Section 420.4(a)(2) provides as follows:

Initial notice requirement. A licensee shall provide a clear and conspicuous notice that accurately reflects the licensee’s privacy policies and practices to:

(2) consumer- a consumer, before a licensee discloses any nonpublic personal financial information about the consumer to any nonaffiliated third party, if a licensee makes such a disclosure other than as authorized by sections 420.14 and 420.15 of this Part.

Section 420.10(a)(1) provides that:

Condition for disclosure. Except as otherwise authorized in this Part, a licensee may not, directly or through any affiliate, disclose any nonpublic personal financial information about a consumer to a nonaffiliated third party unless:

(i) The licensee has provided to the consumer an initial notice as required under section 420.4 of this Part;

(ii) The licensee has provided to the consumer an opt out notice as required under section 420.7 of this Part;

(iii) The licensee has given the consumer a reasonable opportunity, before the licensee discloses the information to opt out of the disclosure; and

(iv) The consumer does not opt out.

With respect to nonpublic personal health information, Section 420.17(a) provides:

A licensee shall not disclose nonpublic personal health information about a consumer or customer unless an authorization is obtained from the consumer or customer whose nonpublic personal health information is sought to be disclosed.

Section 420.17(b) contains exceptions to this authorization requirement.

Accordingly, provided that the transaction does not fall under an exception contained in the regulation, if the inquirer chooses to opt out of disclosure of nonpublic personal financial information and/or he does not provide the requisite opt-in authorization for the release of nonpublic personal health information, the insurer may not disclose the inquirer’s automobile claim file containing such information to a nonaffiliated third party.
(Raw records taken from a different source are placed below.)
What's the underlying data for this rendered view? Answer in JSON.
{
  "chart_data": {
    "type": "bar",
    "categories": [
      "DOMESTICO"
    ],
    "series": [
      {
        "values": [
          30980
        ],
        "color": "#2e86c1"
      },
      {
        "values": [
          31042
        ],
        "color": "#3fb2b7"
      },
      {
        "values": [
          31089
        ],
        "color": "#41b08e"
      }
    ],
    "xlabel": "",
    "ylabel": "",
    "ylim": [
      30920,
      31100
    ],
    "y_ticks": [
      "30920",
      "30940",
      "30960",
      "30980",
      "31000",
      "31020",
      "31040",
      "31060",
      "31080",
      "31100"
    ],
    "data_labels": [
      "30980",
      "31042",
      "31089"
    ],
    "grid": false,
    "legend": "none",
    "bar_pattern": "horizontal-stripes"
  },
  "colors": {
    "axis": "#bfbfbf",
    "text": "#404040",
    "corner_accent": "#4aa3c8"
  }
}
However, without further details regarding the insurer’s specific purpose for disclosing the information contained in the file, we can not make a determination regarding whether the transaction would fall under an exception contained in the regulation. In order for us to provide further analysis, the inquirer was directed to provide a description of the transaction.

Please note that the inquirer would not have any control over the insurer’s disclosure of the claimant’s information. The claimant would also be considered a consumer under the regulation2 and unless an exception applies, the claimant may assert his or her right to opt out of disclosure of nonpublic personal financial information or to provide an opt-in authorization for the release of nonpublic personal health information.

Question No. 3

It is unclear from the inquiry what the inquirer means by "reinsurance" and why the insurer would need to use the information that the inquirer described for renewal purposes when he is no longer a policyholder. The inquirer was directed to provide us with further details and clarification of the inquiry.

For further information you may contact Senior Attorney Pascale Joasil at the New York City Office.


1 Section 420.3(q)(1) defines the term "nonaffiliated third party", in relevant part, as any person except:

(i) A licensee’s affiliate; or

(ii) A person employed jointly by a licensee and any company that is not the licensee’s affiliate (but nonaffiliated third party includes the other company that jointly employs the person). . . .

2 See Section 420.3(e)(2)(iv)(a)(II).